Lorsqu'une agence municipale lui a proposé un contrat, il a été confronté à une décision : « Je pouvais rester à mon poste, en gagnant 40 000 $ par année, ou je pouvais obtenir un contrat de 5 000 $, payable sur neuf mois », dit-il. « J'ai opté pour la deuxième option sans hésiter. » À force d'acharnement — « J'ai utilisé tout ce que j'avais », dit-il. Et 100 Suits a commencé à prendre racine. Le soutien de la communauté, dit Livingston, a également été inestimable. Il cite une longue liste de personnes qui lui ont ouvert leur porte, de son coiffeur au père de Sean Bell, l'homme non armé de Queens abattu par des policiers en civil en 2006. Il a finit par recevoir des costumes de donateurs très en vue comme Colin Kaepernick et Steve Martin.
Mais très tôt, Livingston s'est rendu compte qu'il ne suffisait pas de distribuer des costumes. « Je me souviens d'un gars, nous l'avons habillé, et je suis descendu plus tard pour dîner, et je l'ai vu le vendre devant la gare », dit-il. « C'est là que j'ai réalisé que je faisais plus d'injustice que de justice. » Il a donc commencé à faire évoluer son approche pour qu'elle soit plus « complète et thérapeutique ».
Aujourd'hui, 100 Suits compte cinq sites dans la ville de New York et une trentaine d'employés qui travaillent dans des domaines aussi variés que la réduction de la violence, le développement de la main-d'œuvre, l'initiation à l'informatique pour les personnes âgées ou un programme de mentorat pour les élèves en difficulté dans les écoles de la ville.
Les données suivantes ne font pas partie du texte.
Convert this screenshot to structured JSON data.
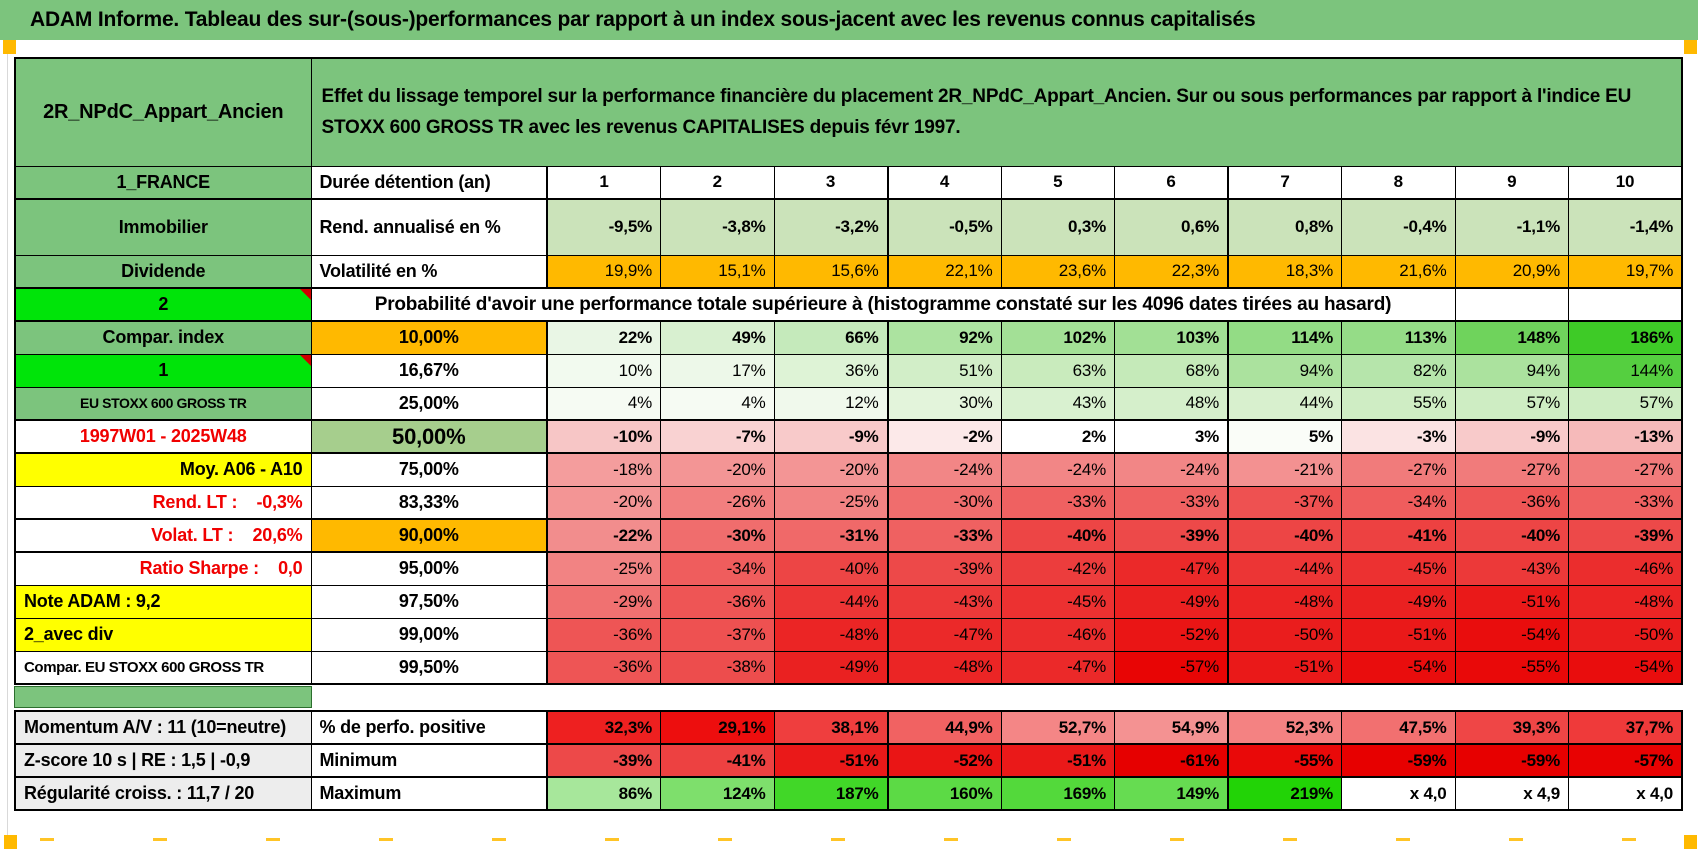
{
  "app": {
    "banner": "ADAM Informe. Tableau des sur-(sous-)performances par rapport à un index sous-jacent avec les revenus connus capitalisés"
  },
  "header": {
    "asset": "2R_NPdC_Appart_Ancien",
    "description": "Effet du lissage temporel sur la performance financière du placement 2R_NPdC_Appart_Ancien. Sur ou sous performances par rapport à l'indice EU STOXX 600 GROSS TR avec les revenus CAPITALISES depuis févr 1997."
  },
  "colors": {
    "sheet_green": "#7CC47D",
    "bright_green": "#00E409",
    "orange": "#FFB900",
    "yellow": "#FFFF00",
    "median_green": "#A6CE8D",
    "light_green_row": "#CBE3BA",
    "gray_label": "#EDEDED",
    "red_text": "#F00000",
    "marker_red": "#D00000"
  },
  "main": {
    "rows": [
      {
        "label": "1_FRANCE",
        "labelStyle": "green",
        "metric": "Durée détention (an)",
        "metricStyle": "left",
        "kind": "values",
        "bold": true,
        "align": "center",
        "bg": "#FFFFFF",
        "values": [
          "1",
          "2",
          "3",
          "4",
          "5",
          "6",
          "7",
          "8",
          "9",
          "10"
        ]
      },
      {
        "label": "Immobilier",
        "labelStyle": "green",
        "metric": "Rend. annualisé en %",
        "metricStyle": "left",
        "kind": "values",
        "bold": true,
        "bg": "#CBE3BA",
        "values": [
          "-9,5%",
          "-3,8%",
          "-3,2%",
          "-0,5%",
          "0,3%",
          "0,6%",
          "0,8%",
          "-0,4%",
          "-1,1%",
          "-1,4%"
        ]
      },
      {
        "label": "Dividende",
        "labelStyle": "green",
        "metric": "Volatilité en %",
        "metricStyle": "left",
        "kind": "values",
        "bold": false,
        "bg": "#FFB900",
        "values": [
          "19,9%",
          "15,1%",
          "15,6%",
          "22,1%",
          "23,6%",
          "22,3%",
          "18,3%",
          "21,6%",
          "20,9%",
          "19,7%"
        ]
      },
      {
        "label": "2",
        "labelStyle": "bright",
        "kind": "merged",
        "mergedText": "Probabilité d'avoir une performance totale supérieure à (histogramme constaté sur les 4096 dates tirées au hasard)"
      },
      {
        "label": "Compar. index",
        "labelStyle": "green",
        "metric": "10,00%",
        "metricStyle": "orange",
        "kind": "values",
        "bold": true,
        "bg": [
          "#E9F6E5",
          "#D8F0D0",
          "#C5EABB",
          "#ACE3A0",
          "#A3E096",
          "#A2E095",
          "#93DC85",
          "#95DC87",
          "#6FD35C",
          "#3ECB27"
        ],
        "values": [
          "22%",
          "49%",
          "66%",
          "92%",
          "102%",
          "103%",
          "114%",
          "113%",
          "148%",
          "186%"
        ]
      },
      {
        "label": "1",
        "labelStyle": "bright",
        "metric": "16,67%",
        "metricStyle": "center",
        "kind": "values",
        "bold": false,
        "bg": [
          "#F2FAEF",
          "#EDF8E9",
          "#DEF3D6",
          "#D2EEC8",
          "#C9EBBD",
          "#C5EAB9",
          "#ABE29E",
          "#B6E5AB",
          "#ABE29E",
          "#55CF40"
        ],
        "values": [
          "10%",
          "17%",
          "36%",
          "51%",
          "63%",
          "68%",
          "94%",
          "82%",
          "94%",
          "144%"
        ]
      },
      {
        "label": "EU STOXX 600 GROSS TR",
        "labelStyle": "green-sm",
        "metric": "25,00%",
        "metricStyle": "center",
        "kind": "values",
        "bold": false,
        "bg": [
          "#F6FBF3",
          "#F6FBF3",
          "#F0F9EC",
          "#E3F4DB",
          "#D9F1D0",
          "#D5EFCB",
          "#D8F0CE",
          "#CFEDC4",
          "#CEEDC3",
          "#CEEDC3"
        ],
        "values": [
          "4%",
          "4%",
          "12%",
          "30%",
          "43%",
          "48%",
          "44%",
          "55%",
          "57%",
          "57%"
        ]
      },
      {
        "label": "1997W01 - 2025W48",
        "labelStyle": "red-center",
        "metric": "50,00%",
        "metricStyle": "green50",
        "kind": "values",
        "bold": true,
        "bg": [
          "#F7C6C6",
          "#F9D2D2",
          "#F8CACA",
          "#FCE9E9",
          "#FFFFFF",
          "#FFFFFF",
          "#FAFDF8",
          "#FBE3E3",
          "#F8CACA",
          "#F6BABA"
        ],
        "values": [
          "-10%",
          "-7%",
          "-9%",
          "-2%",
          "2%",
          "3%",
          "5%",
          "-3%",
          "-9%",
          "-13%"
        ]
      },
      {
        "label": "Moy. A06 - A10",
        "labelStyle": "yellow-right",
        "metric": "75,00%",
        "metricStyle": "center",
        "kind": "values",
        "bold": false,
        "bg": [
          "#F49D9D",
          "#F39595",
          "#F39595",
          "#F28686",
          "#F28686",
          "#F28686",
          "#F39191",
          "#F17B7B",
          "#F17B7B",
          "#F17B7B"
        ],
        "values": [
          "-18%",
          "-20%",
          "-20%",
          "-24%",
          "-24%",
          "-24%",
          "-21%",
          "-27%",
          "-27%",
          "-27%"
        ]
      },
      {
        "label": "Rend. LT :    -0,3%",
        "labelStyle": "red-right",
        "metric": "83,33%",
        "metricStyle": "center",
        "kind": "values",
        "bold": false,
        "bg": [
          "#F39595",
          "#F27F7F",
          "#F28383",
          "#F06D6D",
          "#EF6161",
          "#EF6161",
          "#EE5151",
          "#EF5D5D",
          "#EE5555",
          "#EF6161"
        ],
        "values": [
          "-20%",
          "-26%",
          "-25%",
          "-30%",
          "-33%",
          "-33%",
          "-37%",
          "-34%",
          "-36%",
          "-33%"
        ]
      },
      {
        "label": "Volat. LT :    20,6%",
        "labelStyle": "red-right",
        "metric": "90,00%",
        "metricStyle": "orange",
        "kind": "values",
        "bold": true,
        "bg": [
          "#F28D8D",
          "#F06D6D",
          "#F06969",
          "#EF6161",
          "#ED4545",
          "#ED4949",
          "#ED4545",
          "#ED4141",
          "#ED4545",
          "#ED4949"
        ],
        "values": [
          "-22%",
          "-30%",
          "-31%",
          "-33%",
          "-40%",
          "-39%",
          "-40%",
          "-41%",
          "-40%",
          "-39%"
        ]
      },
      {
        "label": "Ratio Sharpe :    0,0",
        "labelStyle": "red-right",
        "metric": "95,00%",
        "metricStyle": "center",
        "kind": "values",
        "bold": false,
        "bg": [
          "#F28383",
          "#EF5D5D",
          "#ED4545",
          "#ED4949",
          "#EC3D3D",
          "#EB2929",
          "#EC3535",
          "#EC3131",
          "#EC3939",
          "#EB2D2D"
        ],
        "values": [
          "-25%",
          "-34%",
          "-40%",
          "-39%",
          "-42%",
          "-47%",
          "-44%",
          "-45%",
          "-43%",
          "-46%"
        ]
      },
      {
        "label": "Note ADAM : 9,2",
        "labelStyle": "yellow-left",
        "metric": "97,50%",
        "metricStyle": "center",
        "kind": "values",
        "bold": false,
        "bg": [
          "#F07171",
          "#EE5555",
          "#EC3535",
          "#EC3939",
          "#EC3131",
          "#EA2121",
          "#EB2525",
          "#EA2121",
          "#EA1919",
          "#EB2525"
        ],
        "values": [
          "-29%",
          "-36%",
          "-44%",
          "-43%",
          "-45%",
          "-49%",
          "-48%",
          "-49%",
          "-51%",
          "-48%"
        ]
      },
      {
        "label": "2_avec div",
        "labelStyle": "yellow-left",
        "metric": "99,00%",
        "metricStyle": "center",
        "kind": "values",
        "bold": false,
        "bg": [
          "#EE5555",
          "#EE5151",
          "#EB2525",
          "#EB2929",
          "#EB2D2D",
          "#EA1515",
          "#EA1D1D",
          "#EA1919",
          "#E90D0D",
          "#EA1D1D"
        ],
        "values": [
          "-36%",
          "-37%",
          "-48%",
          "-47%",
          "-46%",
          "-52%",
          "-50%",
          "-51%",
          "-54%",
          "-50%"
        ]
      },
      {
        "label": "Compar. EU STOXX 600 GROSS TR",
        "labelStyle": "white-left",
        "metric": "99,50%",
        "metricStyle": "center",
        "kind": "values",
        "bold": false,
        "bg": [
          "#EE5555",
          "#ED4D4D",
          "#EA2121",
          "#EB2525",
          "#EB2929",
          "#E80505",
          "#EA1919",
          "#E90D0D",
          "#E90909",
          "#E90D0D"
        ],
        "values": [
          "-36%",
          "-38%",
          "-49%",
          "-48%",
          "-47%",
          "-57%",
          "-51%",
          "-54%",
          "-55%",
          "-54%"
        ]
      }
    ]
  },
  "footer": {
    "rows": [
      {
        "label": "Momentum A/V : 11 (10=neutre)",
        "labelStyle": "gray",
        "metric": "% de perfo. positive",
        "metricStyle": "left",
        "kind": "values",
        "bold": true,
        "bg": [
          "#EE2020",
          "#ED0E0E",
          "#EF3E3E",
          "#F16262",
          "#F48686",
          "#F49292",
          "#F48282",
          "#F27070",
          "#EF4646",
          "#EF3A3A"
        ],
        "values": [
          "32,3%",
          "29,1%",
          "38,1%",
          "44,9%",
          "52,7%",
          "54,9%",
          "52,3%",
          "47,5%",
          "39,3%",
          "37,7%"
        ]
      },
      {
        "label": "Z-score 10 s | RE : 1,5 | -0,9",
        "labelStyle": "gray",
        "metric": "Minimum",
        "metricStyle": "left",
        "kind": "values",
        "bold": true,
        "bg": [
          "#ED4949",
          "#ED4141",
          "#EA1919",
          "#EA1515",
          "#EA1919",
          "#E60000",
          "#E90909",
          "#E70000",
          "#E70000",
          "#E80202"
        ],
        "values": [
          "-39%",
          "-41%",
          "-51%",
          "-52%",
          "-51%",
          "-61%",
          "-55%",
          "-59%",
          "-59%",
          "-57%"
        ]
      },
      {
        "label": "Régularité croiss. : 11,7 / 20",
        "labelStyle": "gray",
        "metric": "Maximum",
        "metricStyle": "left",
        "kind": "values",
        "bold": true,
        "bg": [
          "#A7E79B",
          "#7EDF6C",
          "#41D728",
          "#5CDA45",
          "#53D93B",
          "#66DC51",
          "#22D306",
          "#FFFFFF",
          "#FFFFFF",
          "#FFFFFF"
        ],
        "values": [
          "86%",
          "124%",
          "187%",
          "160%",
          "169%",
          "149%",
          "219%",
          "x 4,0",
          "x 4,9",
          "x 4,0"
        ]
      }
    ]
  }
}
Livingston se rend fréquemment à la prison de Rikers Island, pour livrer des dindes pour l'Action de grâce ou organiser des spectacles de comédie pour les Fêtes.
Lorsque la pandémie a frappé, Livingston s'est rapidement tourné vers la livraison de repas aux personnes âgées. Grâce à cela, il a développé une relation avec Lyft, qui lui a fourni de l'aide sous forme de crédits de course. La société de covoiturage s'est depuis associée à 100 Suits pour aider les membres des communautés historiquement mal desservies, notamment en matière de transport, à accéder à des possibilités telles que les entrevues d'embauche ou les événements de réseautage. Livingston exerce une « attraction gravitationnelle », explique Larry Gallegos, responsable de la politique publique de Lyft. « Il attire simplement les gens vers lui, et vous voulez l'aider. Il a le soutien de tous les principaux acteurs communautaires de la région. Vous dites ''100 costumes", et les gens se disent : ''Oui, c'est une super organisation". »
Cependant, « bien habiller les gens », comme dit Livingston, assis dans son bureau, sous une photo de lui serrant la main du président Biden (l'un des trois présidents qu'il a rencontrés), « sera toujours la pierre angulaire de ce que nous faisons. » Cette centaine de costumes s'est transformée en plusieurs milliers, et il se souvient de tous ceux à qui il a offert un costume, du jeune diplômé souriant à l'homme qui s'est fait tirer dessus et qui est resté paralysé le lendemain. Une personne qu'il a commencé à encadrer a fini par obtenir un emploi à la Metropolitan Transit Authority; une autre personne, qui luttait contre la toxicomanie, a obtenu un emploi directement chez 100 Suit. Peu importe qui ils sont lorsqu'ils entrent chez 100 Suits, le grand espoir de Livingston est qu'ils ne soient pas la même personne qui en sort.